In my opinion, Sam was physically more appealing than Big White Guy. Sam was also racially closer to Wichai -- and it is a fact that most people prefer sexual partners of similar race -- and my intuition told me that Wichai would have preferred Sam to Big White Guy anytime.
The problem was, he had promised Big White Guy after giving him a massage in the morning, to go back with him. So why did Wichai propose to Sam -- in the afternoon -- a follow-up session at the hotel? God and Wichai are the only ones who know.
Possibly, Wichai had not expected Sam to accept, or he might have intended the follow-up session for another evening, only to learn that this was going to be Sam's last evening. But faced with Sam's acquiescence, Wichai had a big, big dilemma.

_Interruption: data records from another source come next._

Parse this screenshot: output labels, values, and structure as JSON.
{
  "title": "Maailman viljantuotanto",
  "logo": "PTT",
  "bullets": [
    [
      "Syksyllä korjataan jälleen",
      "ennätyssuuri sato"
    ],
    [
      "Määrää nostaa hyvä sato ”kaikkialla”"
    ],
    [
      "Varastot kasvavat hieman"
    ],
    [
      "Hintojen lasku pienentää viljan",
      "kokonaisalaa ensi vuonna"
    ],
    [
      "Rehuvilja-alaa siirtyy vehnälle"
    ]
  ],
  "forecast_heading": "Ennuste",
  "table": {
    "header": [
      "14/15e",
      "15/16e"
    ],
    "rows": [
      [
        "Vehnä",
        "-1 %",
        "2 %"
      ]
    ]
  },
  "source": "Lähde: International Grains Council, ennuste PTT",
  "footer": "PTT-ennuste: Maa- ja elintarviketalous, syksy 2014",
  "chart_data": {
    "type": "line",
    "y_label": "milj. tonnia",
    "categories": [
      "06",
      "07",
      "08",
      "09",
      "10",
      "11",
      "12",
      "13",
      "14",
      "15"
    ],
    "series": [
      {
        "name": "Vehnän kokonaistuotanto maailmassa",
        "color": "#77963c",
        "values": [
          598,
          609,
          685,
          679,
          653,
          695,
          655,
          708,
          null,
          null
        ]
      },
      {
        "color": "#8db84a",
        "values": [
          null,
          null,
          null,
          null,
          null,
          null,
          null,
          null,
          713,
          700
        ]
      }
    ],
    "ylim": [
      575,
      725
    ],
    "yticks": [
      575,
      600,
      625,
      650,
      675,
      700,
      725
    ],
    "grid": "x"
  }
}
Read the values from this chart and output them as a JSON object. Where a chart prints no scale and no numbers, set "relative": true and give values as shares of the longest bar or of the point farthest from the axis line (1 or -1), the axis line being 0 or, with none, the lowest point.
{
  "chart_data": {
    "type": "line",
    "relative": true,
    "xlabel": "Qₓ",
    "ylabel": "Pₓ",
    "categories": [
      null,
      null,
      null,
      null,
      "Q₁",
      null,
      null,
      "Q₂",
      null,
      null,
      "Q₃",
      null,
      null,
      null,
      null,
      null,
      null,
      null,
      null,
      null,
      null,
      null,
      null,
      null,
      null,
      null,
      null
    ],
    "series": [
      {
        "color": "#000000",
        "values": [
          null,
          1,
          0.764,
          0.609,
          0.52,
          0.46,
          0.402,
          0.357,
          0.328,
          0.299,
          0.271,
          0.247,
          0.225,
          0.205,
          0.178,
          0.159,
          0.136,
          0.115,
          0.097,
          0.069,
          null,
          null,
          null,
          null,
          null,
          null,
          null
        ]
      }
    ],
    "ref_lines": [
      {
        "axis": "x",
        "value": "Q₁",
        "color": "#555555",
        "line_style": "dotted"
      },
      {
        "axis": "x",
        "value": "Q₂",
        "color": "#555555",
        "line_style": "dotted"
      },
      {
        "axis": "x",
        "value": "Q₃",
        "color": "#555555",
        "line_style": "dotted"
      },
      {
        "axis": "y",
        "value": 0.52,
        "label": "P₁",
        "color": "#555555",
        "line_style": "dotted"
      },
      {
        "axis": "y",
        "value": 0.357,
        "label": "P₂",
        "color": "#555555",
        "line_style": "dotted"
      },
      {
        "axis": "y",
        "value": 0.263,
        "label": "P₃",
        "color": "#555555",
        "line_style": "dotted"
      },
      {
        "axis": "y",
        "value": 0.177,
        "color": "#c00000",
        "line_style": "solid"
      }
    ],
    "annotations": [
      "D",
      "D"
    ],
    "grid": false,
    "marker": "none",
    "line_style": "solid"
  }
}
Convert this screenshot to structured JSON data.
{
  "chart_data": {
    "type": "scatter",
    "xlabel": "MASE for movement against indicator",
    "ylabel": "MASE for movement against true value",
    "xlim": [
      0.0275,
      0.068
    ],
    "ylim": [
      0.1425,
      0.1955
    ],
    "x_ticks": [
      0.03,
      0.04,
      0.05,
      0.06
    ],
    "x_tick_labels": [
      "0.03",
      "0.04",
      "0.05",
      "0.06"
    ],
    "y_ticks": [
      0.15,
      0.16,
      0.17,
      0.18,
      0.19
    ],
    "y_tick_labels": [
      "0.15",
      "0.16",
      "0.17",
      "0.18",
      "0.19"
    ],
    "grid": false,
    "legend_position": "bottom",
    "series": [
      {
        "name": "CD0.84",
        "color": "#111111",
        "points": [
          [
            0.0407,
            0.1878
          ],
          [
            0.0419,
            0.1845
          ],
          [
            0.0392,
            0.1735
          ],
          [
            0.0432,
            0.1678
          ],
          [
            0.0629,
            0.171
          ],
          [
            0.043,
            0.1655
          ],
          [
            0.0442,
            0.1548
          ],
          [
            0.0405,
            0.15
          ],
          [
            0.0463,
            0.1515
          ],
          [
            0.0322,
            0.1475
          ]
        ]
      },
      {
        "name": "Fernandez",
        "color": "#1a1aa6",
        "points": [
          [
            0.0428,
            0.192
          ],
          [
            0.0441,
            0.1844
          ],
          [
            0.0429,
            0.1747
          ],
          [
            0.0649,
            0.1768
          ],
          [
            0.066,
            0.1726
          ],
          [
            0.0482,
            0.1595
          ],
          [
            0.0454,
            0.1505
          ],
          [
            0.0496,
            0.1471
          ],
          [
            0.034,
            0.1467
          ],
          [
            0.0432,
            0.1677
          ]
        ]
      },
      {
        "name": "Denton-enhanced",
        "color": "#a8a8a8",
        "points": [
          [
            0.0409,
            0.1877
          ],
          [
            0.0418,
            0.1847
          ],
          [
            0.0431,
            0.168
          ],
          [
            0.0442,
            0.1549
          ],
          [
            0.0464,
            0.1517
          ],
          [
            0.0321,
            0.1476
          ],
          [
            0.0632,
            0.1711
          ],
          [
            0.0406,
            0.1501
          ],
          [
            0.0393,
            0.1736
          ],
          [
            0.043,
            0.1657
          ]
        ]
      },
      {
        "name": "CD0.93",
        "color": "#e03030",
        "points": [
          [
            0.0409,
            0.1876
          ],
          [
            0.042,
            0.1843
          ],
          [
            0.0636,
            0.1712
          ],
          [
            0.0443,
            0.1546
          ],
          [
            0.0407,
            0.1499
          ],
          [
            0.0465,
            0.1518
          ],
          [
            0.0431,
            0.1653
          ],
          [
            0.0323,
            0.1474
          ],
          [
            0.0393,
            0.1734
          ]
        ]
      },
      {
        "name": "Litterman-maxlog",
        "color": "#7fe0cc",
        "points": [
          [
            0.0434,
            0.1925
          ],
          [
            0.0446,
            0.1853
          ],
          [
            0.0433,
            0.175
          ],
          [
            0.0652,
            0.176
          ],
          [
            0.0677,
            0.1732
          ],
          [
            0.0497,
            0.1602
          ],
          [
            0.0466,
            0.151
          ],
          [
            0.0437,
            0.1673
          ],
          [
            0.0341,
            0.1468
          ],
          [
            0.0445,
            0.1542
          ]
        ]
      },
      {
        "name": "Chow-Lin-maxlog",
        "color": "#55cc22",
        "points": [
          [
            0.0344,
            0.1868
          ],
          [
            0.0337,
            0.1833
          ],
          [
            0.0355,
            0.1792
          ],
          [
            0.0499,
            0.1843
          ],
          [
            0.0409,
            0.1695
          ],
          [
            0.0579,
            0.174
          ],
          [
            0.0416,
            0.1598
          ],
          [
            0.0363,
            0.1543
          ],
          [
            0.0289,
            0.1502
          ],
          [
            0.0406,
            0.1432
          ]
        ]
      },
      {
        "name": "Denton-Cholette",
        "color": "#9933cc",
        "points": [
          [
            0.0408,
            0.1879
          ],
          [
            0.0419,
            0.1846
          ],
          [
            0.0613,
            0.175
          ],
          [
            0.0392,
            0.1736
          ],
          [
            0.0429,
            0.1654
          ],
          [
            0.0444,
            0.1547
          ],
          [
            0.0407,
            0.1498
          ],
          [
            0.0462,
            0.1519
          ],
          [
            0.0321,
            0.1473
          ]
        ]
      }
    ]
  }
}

He might have wanted to tell Big White Guy his evening session had to be cancelled, but couldn't find the courage. Perhaps he couldn't find the words. Wichai's English was halting, at best. Or maybe he just couldn't find Big White Guy.
More likely though, he just didn't know what to do, and froze into inaction, as so often happens to you and me when we're in a quandary. We do nothing and hope that somehow we can escape with a bit of luck or that everything will right themselves without our having to own up. Indeed, sometimes, this kind of lucky escape happens. Other times, alas, everything collapses into a heap.
This was one such heap. Wichai probably preferred Sam, and hoped to sneak away with us. The bad luck was that Big White Guy walked to the gate a few steps behind us, and caught him eloping with Sam. Worse, Big White Guy would not let his prey out of his teeth, and climbed aboard the songtiew, staring at him all the way. It must have been an excruciating journey for Wichai.
Sam loved Pattaya, and I'm sure he's going back soon. I hope he meets Wichai again, and gets the chance to tell him we understand, and that we sincerely hope Big Angry Guy didn't abuse him too badly the next day.
* * * * * * * * * *
There is a point to this story. It is that people who provide sex for money are as human as you and I. All too often, defensive about our own moral credentials, we cast them in two-dimensional terms, we label them, and we deny them any place within the bounds of humanity.
Wichai's impulses -- his lying to his parents about coming to Pattaya, his preference for a more attractive sexual partner, ducking a prior promise, maybe a lack of courage, freezing up in a moment of crisis -- are the very impulses we have all experienced, and suffered from.
Let's not think ourselves superior. They are no different from you and me. And they are no less deserving of our understanding and respect.